Most people procrastinate. It’s when it becomes chronic that it can be really problematic. 

However, as writers, we can really help ourselves by understanding the beast that always confronts us.

It’s all about negative emotions...

We think procrastination is about poor time management, but actually it’s about poor mood management. We use procrastination as a way of regulating negative feelings. We want to write, but we look at the task of writing as boring, challenging and stressful. It brings up a sense of incompetence and a fear of failure. It won’t be perfect, and that will be unbearable…

Most people delay a challenging task a bit but then think of the benefits and get on with it. However, if you can’t manage the negative feelings you have about a task, you put off doing it to make yourself feel better.

...and an unrealistic view of our future selves

To rationalise the fact that we’ve put a task aside to feel better, we tell ourselves we’ll be less tired, more positive and more capable in future. We paint our future self as a superhero, and so this self begins to seem unattainable, abstract and unreal. We don’t identify with it any more.

Who is more likely to procrastinate?

People who are prone to negative moods such as worry, anxiety or fear are more likely to procrastinate. They already have a high level of negative mood so an unpleasant task makes them want to back away from it.

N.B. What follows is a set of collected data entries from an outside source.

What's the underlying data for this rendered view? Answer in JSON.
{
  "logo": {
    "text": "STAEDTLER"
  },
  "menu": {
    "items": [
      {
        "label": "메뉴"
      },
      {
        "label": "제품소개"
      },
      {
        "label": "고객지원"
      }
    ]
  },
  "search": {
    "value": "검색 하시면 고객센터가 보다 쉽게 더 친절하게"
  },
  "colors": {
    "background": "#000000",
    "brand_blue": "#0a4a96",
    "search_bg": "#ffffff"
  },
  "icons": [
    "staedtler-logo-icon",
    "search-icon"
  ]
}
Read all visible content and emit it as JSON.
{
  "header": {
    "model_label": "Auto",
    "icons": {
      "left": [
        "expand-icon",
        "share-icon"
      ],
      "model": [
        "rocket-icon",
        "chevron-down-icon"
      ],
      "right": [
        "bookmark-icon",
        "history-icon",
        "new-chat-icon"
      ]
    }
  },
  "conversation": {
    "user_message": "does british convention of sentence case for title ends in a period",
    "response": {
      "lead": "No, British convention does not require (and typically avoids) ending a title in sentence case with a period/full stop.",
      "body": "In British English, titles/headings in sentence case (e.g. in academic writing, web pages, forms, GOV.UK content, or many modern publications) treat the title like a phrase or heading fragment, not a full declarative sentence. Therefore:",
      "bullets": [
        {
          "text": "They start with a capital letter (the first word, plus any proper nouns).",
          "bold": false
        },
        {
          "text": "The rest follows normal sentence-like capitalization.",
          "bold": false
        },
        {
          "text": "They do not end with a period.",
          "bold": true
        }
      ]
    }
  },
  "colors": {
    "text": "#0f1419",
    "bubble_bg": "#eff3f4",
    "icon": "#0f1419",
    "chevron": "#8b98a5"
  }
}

Some people are not very good at thinking about the future or planning. They prioritise feeling good now, and so procrastinate. People who can think about the future and plan can balance short-term negative feelings with the thought of future rewards.

It just adds to stress

Although in the short term we feel better because we’ve put something off, the task preoccupies our thoughts and makes us anxious. I can vouch for this! The thing I had been putting off kept creeping up on me in my most vulnerable moments – for instance when trying to get to sleep – and hitting me with terrible anxiety. 

But today I did it, so there is hope for us all!

3 Top Tips to beat procrastination

1 Set achievable goals

Break down big tasks so they’re not so overwhelming and don’t activate those negative emotions. Louise Minchin, BBC presenter and Team GB triathlete, says that taking small steps helps her. She undertakes small tasks to avoid a future task being really painful: for instance she will go for a long run because she has a triathlon coming up and needs to be fit.

As writers, we can set ourselves daily or weekly wordcounts rather than focusing on writing a whole article or book.

2 Think positively about the task

The true secret to overcoming procrastination is managing our negative emotions about a task. In a two-week trial, people were given tasks. They were taught to either tolerate their negative emotions about a task, or reappraise it more positively. Compared to group without these instructions, their level of procrastination went down. This is an amazing achievement in only two weeks.

Find something positive in the process of the task (not just the goal, which might seem too far away to motivate you). Think what you’ll learn through the process.

You're a writer because deep down, you enjoy it. Few activities are more likely to get you in the ‘flow’, reducing external stress and making time go by in a rush of creative fulfillment. Remember this when you’re approaching it with trepidation!

3 Be kind to yourself

Procrastinators often think they need to be stricter with themselves, but actually they need to be kinder. Have compassion and practise forgiveness as you would towards a friend. Being hard on yourself just adds to those negative emotions that will get in your way.

So now you know! I'm off to do some writing - how about you?